As it stands, “you can’t engage the city and know from the onset, ‘What is it going to cost me? How long is it going to take? What kind of permits do I need? What kind of business license do I need?’,” Anderson told the Las Vegas Review-Journal. “You have to just kind of jump in and then you end up in this cumbersome washing machine of decision making.”
She said she aspires for Las Vegas to become “the most accessible, navigable, transparent city in the country.”
Anderson is part of a sizable list of candidates vying to replace term-limited Mayor Carolyn Goodman. Anderson’s competition includes two current City Council members and a former U.S. congresswoman.
Las Vegas’ next mayor can emerge from the June primary election if one candidate earns more than 50 percent of the vote. Otherwise, the top two candidates will advance to a runoff to be held during the November general election.
Anderson said she wants the city to be attractive to businesses that want to relocate here.
“If you’re going to attract diverse economies, you have to understand what are the metrics by which business and industry evaluate where they want to be,” she said. “What’s the next 20, 25, 30 years look like — and we have to be able to answer those questions.”
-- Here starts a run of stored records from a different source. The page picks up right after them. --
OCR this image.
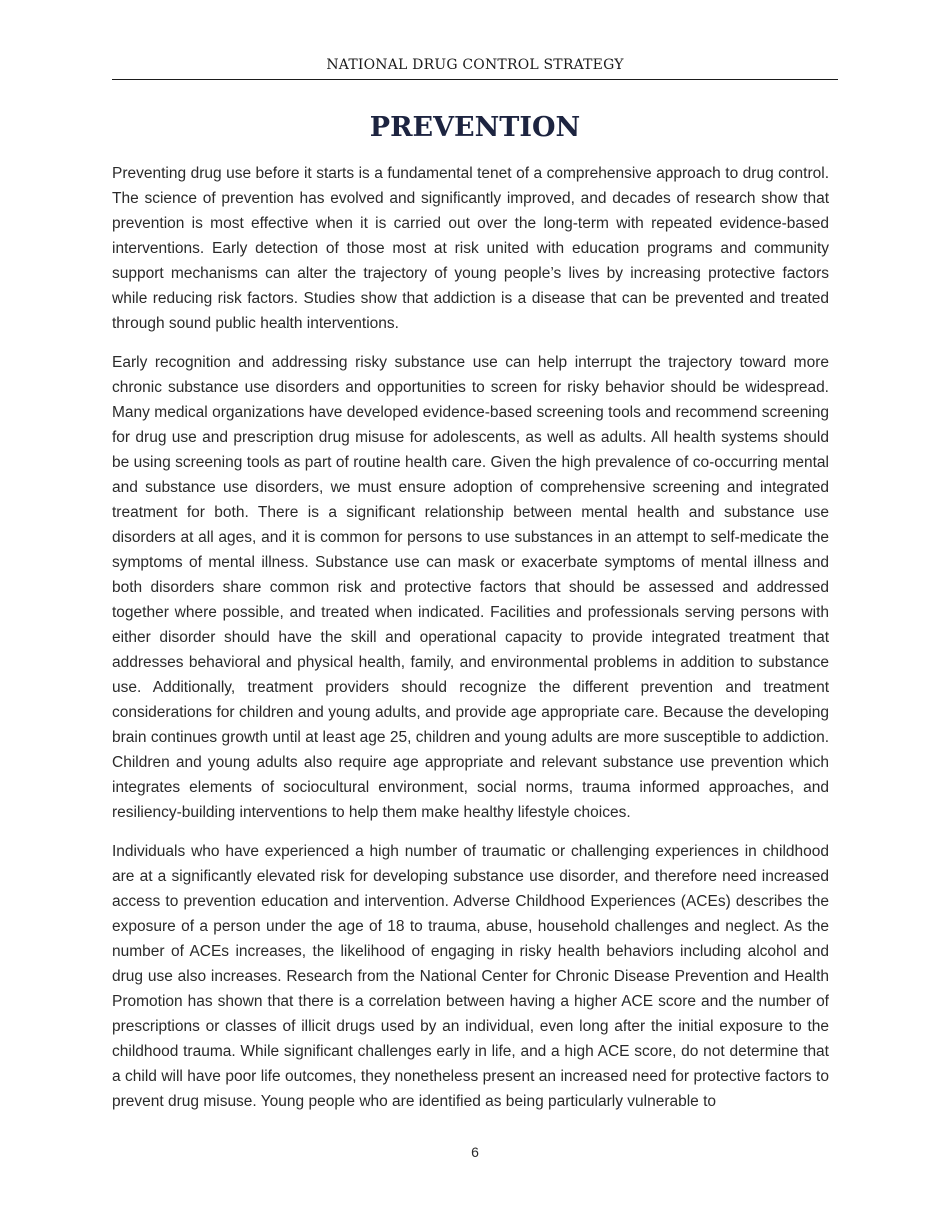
NATIONAL DRUG CONTROL STRATEGY
PREVENTION

Preventing drug use before it starts is a fundamental tenet of a comprehensive approach to drug control. The science of prevention has evolved and significantly improved, and decades of research show that prevention is most effective when it is carried out over the long-term with repeated evidence-based interventions. Early detection of those most at risk united with education programs and community support mechanisms can alter the trajectory of young people’s lives by increasing protective factors while reducing risk factors. Studies show that addiction is a disease that can be prevented and treated through sound public health interventions.

Early recognition and addressing risky substance use can help interrupt the trajectory toward more chronic substance use disorders and opportunities to screen for risky behavior should be widespread. Many medical organizations have developed evidence-based screening tools and recommend screening for drug use and prescription drug misuse for adolescents, as well as adults. All health systems should be using screening tools as part of routine health care. Given the high prevalence of co-occurring mental and substance use disorders, we must ensure adoption of comprehensive screening and integrated treatment for both. There is a significant relationship between mental health and substance use disorders at all ages, and it is common for persons to use substances in an attempt to self-medicate the symptoms of mental illness. Substance use can mask or exacerbate symptoms of mental illness and both disorders share common risk and protective factors that should be assessed and addressed together where possible, and treated when indicated. Facilities and professionals serving persons with either disorder should have the skill and operational capacity to provide integrated treatment that addresses behavioral and physical health, family, and environmental problems in addition to substance use. Additionally, treatment providers should recognize the different prevention and treatment considerations for children and young adults, and provide age appropriate care. Because the developing brain continues growth until at least age 25, children and young adults are more susceptible to addiction. Children and young adults also require age appropriate and relevant substance use prevention which integrates elements of sociocultural environment, social norms, trauma informed approaches, and resiliency-building interventions to help them make healthy lifestyle choices.

Individuals who have experienced a high number of traumatic or challenging experiences in childhood are at a significantly elevated risk for developing substance use disorder, and therefore need increased access to prevention education and intervention. Adverse Childhood Experiences (ACEs) describes the exposure of a person under the age of 18 to trauma, abuse, household challenges and neglect. As the number of ACEs increases, the likelihood of engaging in risky health behaviors including alcohol and drug use also increases. Research from the National Center for Chronic Disease Prevention and Health Promotion has shown that there is a correlation between having a higher ACE score and the number of prescriptions or classes of illicit drugs used by an individual, even long after the initial exposure to the childhood trauma. While significant challenges early in life, and a high ACE score, do not determine that a child will have poor life outcomes, they nonetheless present an increased need for protective factors to prevent drug misuse. Young people who are identified as being particularly vulnerable to

6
Those answers include affordability, quality of life, natural resources and whether the city has a “pool of trainable workforce,” she said. “Our current City Council, I don’t think looks at business attraction through that lens,” she added.
Access to home ownership is “one of the most stabilizing economic forces,” Anderson said.
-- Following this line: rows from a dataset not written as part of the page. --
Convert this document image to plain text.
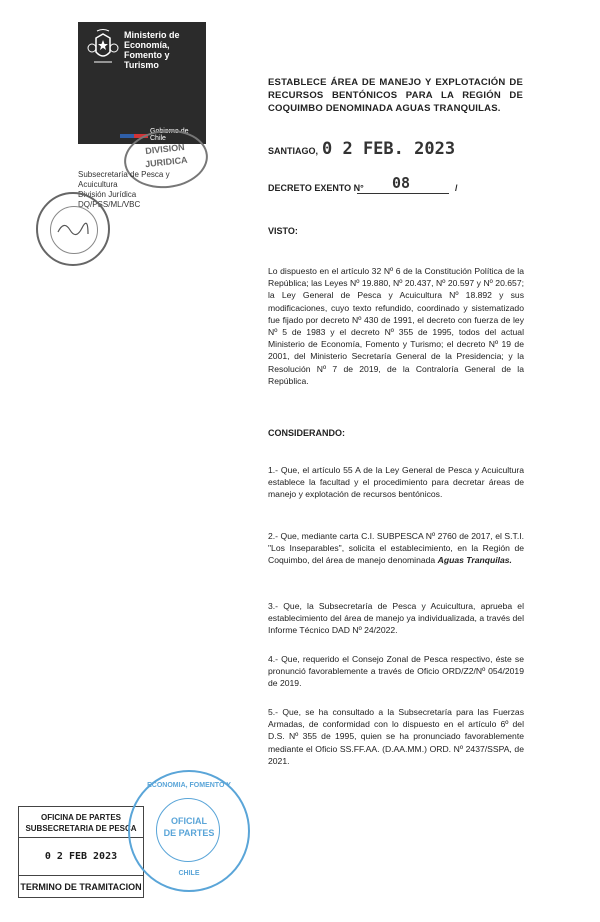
Ministerio de
Economía,
Fomento y
Turismo
Gobierno de Chile
DIVISION
JURIDICA
Subsecretaría de Pesca y
Acuicultura
División Jurídica
DQ/PSS/ML/VBC
ESTABLECE ÁREA DE MANEJO Y EXPLOTACIÓN DE RECURSOS BENTÓNICOS PARA LA REGIÓN DE COQUIMBO DENOMINADA AGUAS TRANQUILAS.
SANTIAGO, 0 2 FEB. 2023
DECRETO EXENTO N° 08	/
VISTO:
Lo dispuesto en el artículo 32 Nº 6 de la Constitución Política de la República; las Leyes Nº 19.880, Nº 20.437, Nº 20.597 y Nº 20.657; la Ley General de Pesca y Acuicultura Nº 18.892 y sus modificaciones, cuyo texto refundido, coordinado y sistematizado fue fijado por decreto Nº 430 de 1991, el decreto con fuerza de ley Nº 5 de 1983 y el decreto Nº 355 de 1995, todos del actual Ministerio de Economía, Fomento y Turismo; el decreto Nº 19 de 2001, del Ministerio Secretaría General de la Presidencia; y la Resolución Nº 7 de 2019, de la Contraloría General de la República.
CONSIDERANDO:
1.- Que, el artículo 55 A de la Ley General de Pesca y Acuicultura establece la facultad y el procedimiento para decretar áreas de manejo y explotación de recursos bentónicos.
2.- Que, mediante carta C.I. SUBPESCA Nº 2760 de 2017, el S.T.I. "Los Inseparables", solicita el establecimiento, en la Región de Coquimbo, del área de manejo denominada Aguas Tranquilas.
3.- Que, la Subsecretaría de Pesca y Acuicultura, aprueba el establecimiento del área de manejo ya individualizada, a través del Informe Técnico DAD Nº 24/2022.
4.- Que, requerido el Consejo Zonal de Pesca respectivo, éste se pronunció favorablemente a través de Oficio ORD/Z2/Nº 054/2019 de 2019.
5.- Que, se ha consultado a la Subsecretaría para las Fuerzas Armadas, de conformidad con lo dispuesto en el artículo 6º del D.S. Nº 355 de 1995, quien se ha pronunciado favorablemente mediante el Oficio SS.FF.AA. (D.AA.MM.) ORD. Nº 2437/SSPA, de 2021.
OFICINA DE PARTES
SUBSECRETARIA DE PESCA
0 2 FEB 2023
TERMINO DE TRAMITACION
ECONOMIA, FOMENTO Y
OFICIAL
DE PARTES
CHILE
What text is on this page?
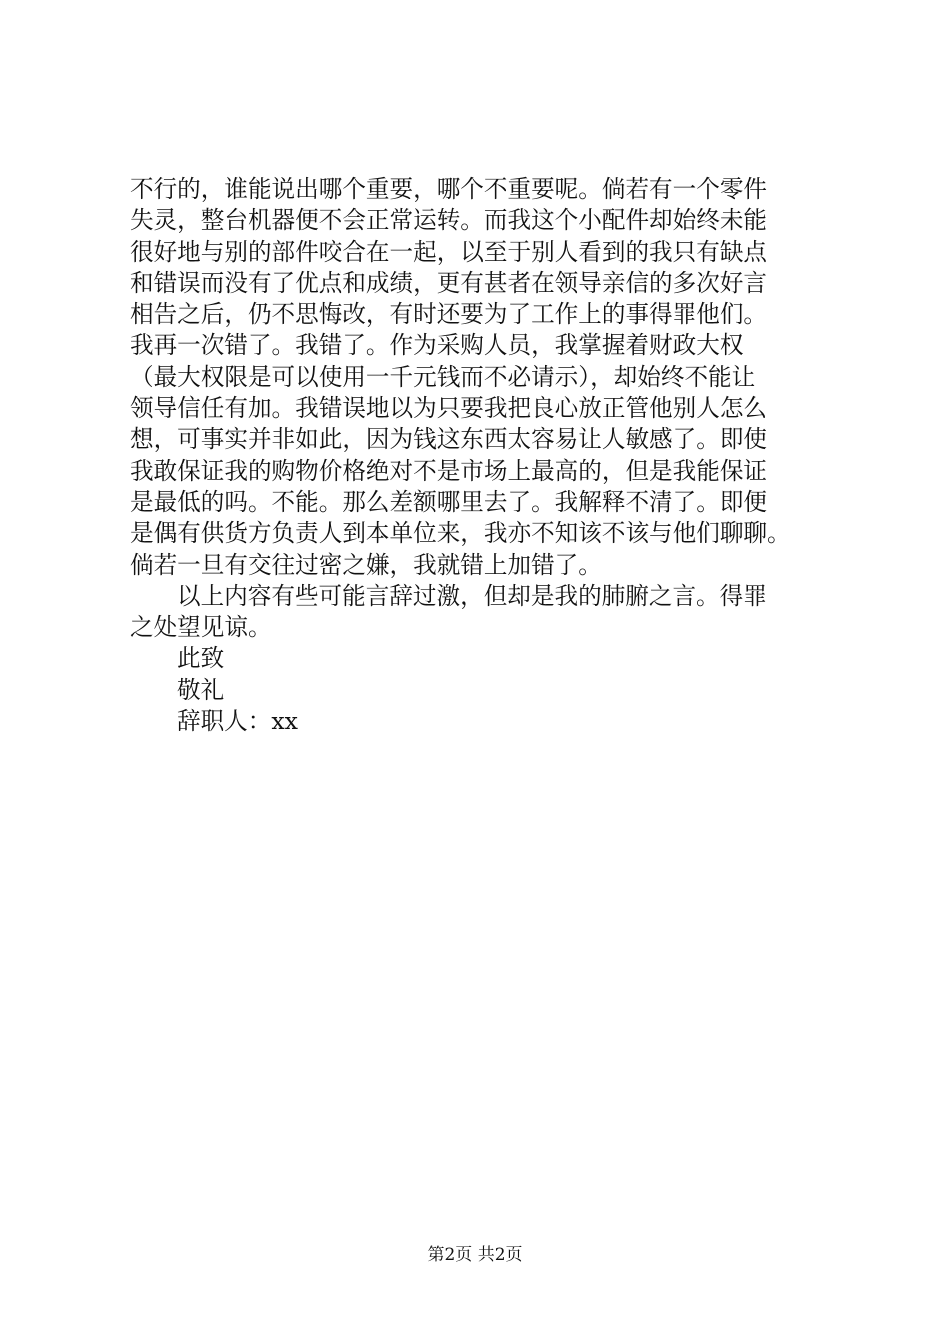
不行的，谁能说出哪个重要，哪个不重要呢。倘若有一个零件
失灵，整台机器便不会正常运转。而我这个小配件却始终未能
很好地与别的部件咬合在一起，以至于别人看到的我只有缺点
和错误而没有了优点和成绩，更有甚者在领导亲信的多次好言
相告之后，仍不思悔改，有时还要为了工作上的事得罪他们。
我再一次错了。我错了。作为采购人员，我掌握着财政大权
（最大权限是可以使用一千元钱而不必请示），却始终不能让
领导信任有加。我错误地以为只要我把良心放正管他别人怎么
想，可事实并非如此，因为钱这东西太容易让人敏感了。即使
我敢保证我的购物价格绝对不是市场上最高的，但是我能保证
是最低的吗。不能。那么差额哪里去了。我解释不清了。即便
是偶有供货方负责人到本单位来，我亦不知该不该与他们聊聊。
倘若一旦有交往过密之嫌，我就错上加错了。
以上内容有些可能言辞过激，但却是我的肺腑之言。得罪
之处望见谅。
此致
敬礼
辞职人：xx
第2页 共2页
But increased homelessness goes hand in hand with a shortage of affordable housing in which lower-income earners make too much money to qualify for help but not enough to afford market-rate housing, she said.
To tackle homelessness, Anderson said, the city needs to make better use of the resources already out there, including government dollars and partnerships with nonprofits and private entities.
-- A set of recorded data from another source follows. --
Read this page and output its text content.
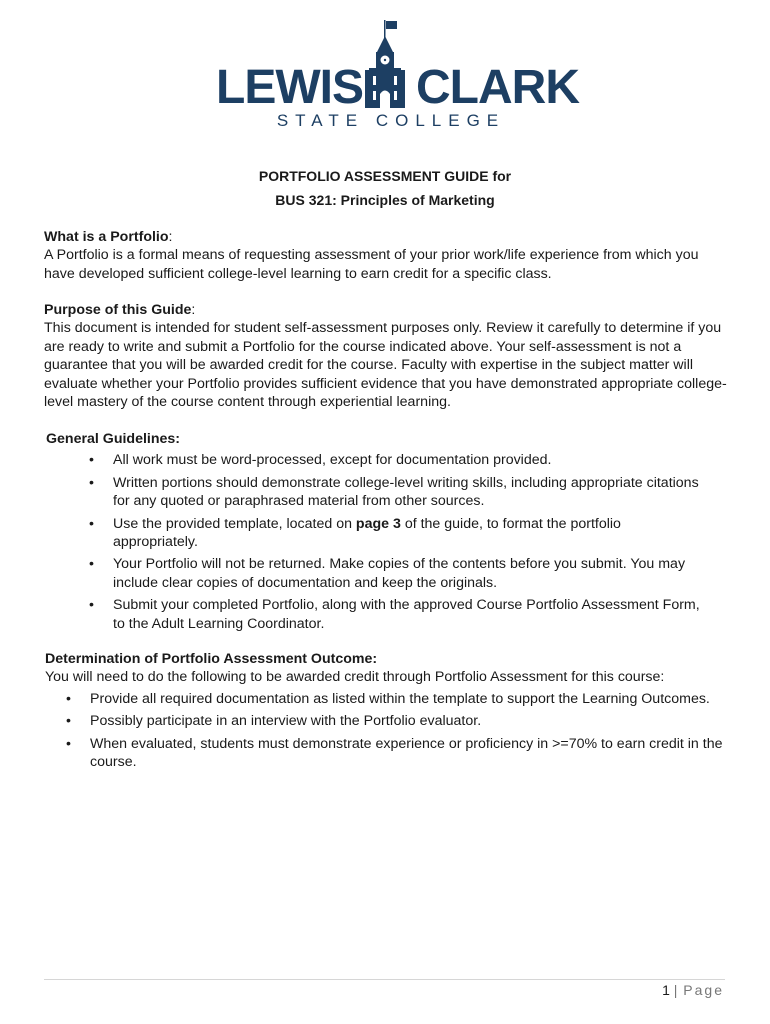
LEWIS CLARK
STATE COLLEGE
PORTFOLIO ASSESSMENT GUIDE for
BUS 321: Principles of Marketing

What is a Portfolio:

A Portfolio is a formal means of requesting assessment of your prior work/life experience from which you have developed sufficient college-level learning to earn credit for a specific class.

Purpose of this Guide:

This document is intended for student self-assessment purposes only. Review it carefully to determine if you are ready to write and submit a Portfolio for the course indicated above. Your self-assessment is not a guarantee that you will be awarded credit for the course. Faculty with expertise in the subject matter will evaluate whether your Portfolio provides sufficient evidence that you have demonstrated appropriate college-level mastery of the course content through experiential learning.

General Guidelines:

• All work must be word-processed, except for documentation provided.
• Written portions should demonstrate college-level writing skills, including appropriate citations for any quoted or paraphrased material from other sources.
• Use the provided template, located on page 3 of the guide, to format the portfolio appropriately.
• Your Portfolio will not be returned. Make copies of the contents before you submit. You may include clear copies of documentation and keep the originals.
• Submit your completed Portfolio, along with the approved Course Portfolio Assessment Form, to the Adult Learning Coordinator.

Determination of Portfolio Assessment Outcome:

You will need to do the following to be awarded credit through Portfolio Assessment for this course:

• Provide all required documentation as listed within the template to support the Learning Outcomes.
• Possibly participate in an interview with the Portfolio evaluator.
• When evaluated, students must demonstrate experience or proficiency in >=70% to earn credit in the course.
1 | Page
“So long as we continue to support panhandling,” she said, “we are interfering with ensuring that the people who need support reach and get connected with the service providers that are poised to help them.”
Anderson said she would rule under “sound responsible governance,” which includes wise investment and being responsible with taxpayer dollars.
She called the ongoing yearslong legal battle between the city and the would-be developer of the defunct Badlands golf course a “perfect example of government weaponizing taxpayer money to fight a private fight.”
Multiple cases filed by EHB Cos. have led to rulings against the city that could push its losses above $200 million if the court decisions are upheld in appeal.
Developer Yohan Lowie’s attorneys have alleged land taking by the city that stymied his land development plans.
“Clearly our existing council, who’s been engulfed with this for the last eight years, do not understand private property rights, do not understand land use and land development,” said Anderson, who said she would push the city to find a resolution before losses keep mounting.
Anderson is a second-generation Las Vegan and a businesswoman with experience in land and economic development.
She graduated from Durango High School and earned a bachelor’s degree in political science and international relations from the University of Puget Sound and an executive master’s from the Thunderbird School of Global Management at Arizona State University, where she’s pursuing a master’s degree in construction management.
Anderson has served as the city’s neighborhood association president and on the CASA Foundation. She has volunteered and advocated for children in foster care.
She said she’s “tired of politics in government.”
“I believe I will be somebody who people would be proud of to say ‘That’s our mayor,’” Anderson said.